Aber auch Männer, die es wie ich taten, ließ man nicht sofort fallen. Ich schrieb es schon einmal. Da meine Einheit nicht sofort aufgelöst wurde, hätte ich z.B. auch die zwei Jahre in der BW dienen können. Ich hatte damals längere Gespräche mit General Förtsch und mit General von Senden (hießen sie glaube ich), die mir eigentlich zugeraten haben, dabei zu bleiben. Damals war ich so gestrickt, dass ich das nicht wollte.
Aber sei es wie es sei, die Bundeswehr hat mich über die Zeit meines Studiums nach der Wende, finanziell über Wasser gehalten. Auch dafür bin ich ihr dankbar und ich empfand es als sehr menschlich den Kameraden und mir gegenüber, solche Angebote nutzen zu können.
Dabei habe ich meinen innersten Klassenstandpunkt nie verleugnen müssen, weil mich nie einer danach befragt hat und ich auch keinerlei politische Statements abgeben mußte, so wie auch kein anderer ehemaliger Berufssoldat der NVA. Ein großer Unterschied zur NVA, wo man als parteiloser Berufssolat keine Entwicklungschance gehabt hätte.
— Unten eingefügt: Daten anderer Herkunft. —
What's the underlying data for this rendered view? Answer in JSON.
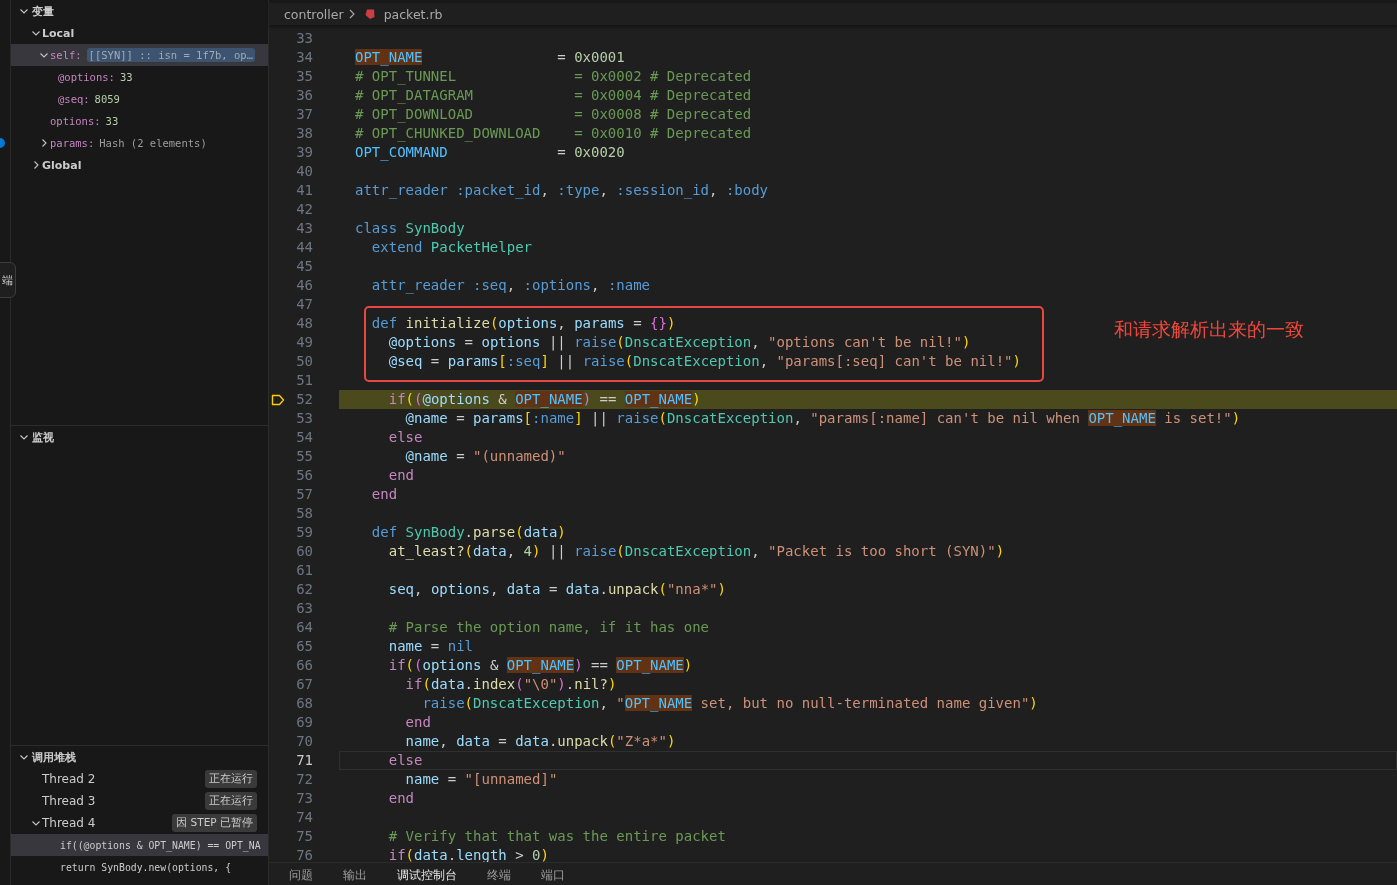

Man musste sich in der NVA oft zur Politik der SED und der DDR bekennen. In wie weit dieses Bekenntnis nur ein "Lippenbekenntnis " war, kann ich nicht einschätzen.
Insofern erkenne ich auch an, dass es ehemalige Soldaten der NVA in der Bundeswehr zu höheren Dienstgraden gebracht haben. Gute Männer setzen sich halt durch, egal in welcher Armee sie dienen, solange man von ihnen nicht verlangt, aus ihrer politischen Einstellung eine Mördergrube zu machen. Und genau das wurde eben nicht verlangt. Der deutsche Soldat ist unpolitisch, entsprechend des "Zossener Geist".
Auf dem Boden des Grundgesetzes zu stehen, als Soldat so zu tun, als ob man keine politische Einstellung hat und nur den "Job" macht, wird einem in der Bundeswehr ziemlich leicht gemacht.
Wohl wissend, dass ein Berufssoldat zwar auch ein politisch denkender Mensch ist, dass Primat der Politik zwar anerkennt aber sich dazu nicht äußern muss, ist ein Vorzug für den Soldaten, der damit gut leben kann.
Und das konnten eben eine Reihe der ehemaligen Berufssoldaten der NVA. Aus heutiger Sicht behaupte ich mal ganz kühn, dass ich das auch könnte. Aber ich wollte es damals nicht und bin damit bis heute recht gut klar gekommen.
Freundlichst
Die größten Vorteile im Leben überhaupt wie in der Gesellschaft hat ein gebildeter Soldat. J. W. v. Goethe
Das Gesetz ändert sich, die Gesinnung nicht.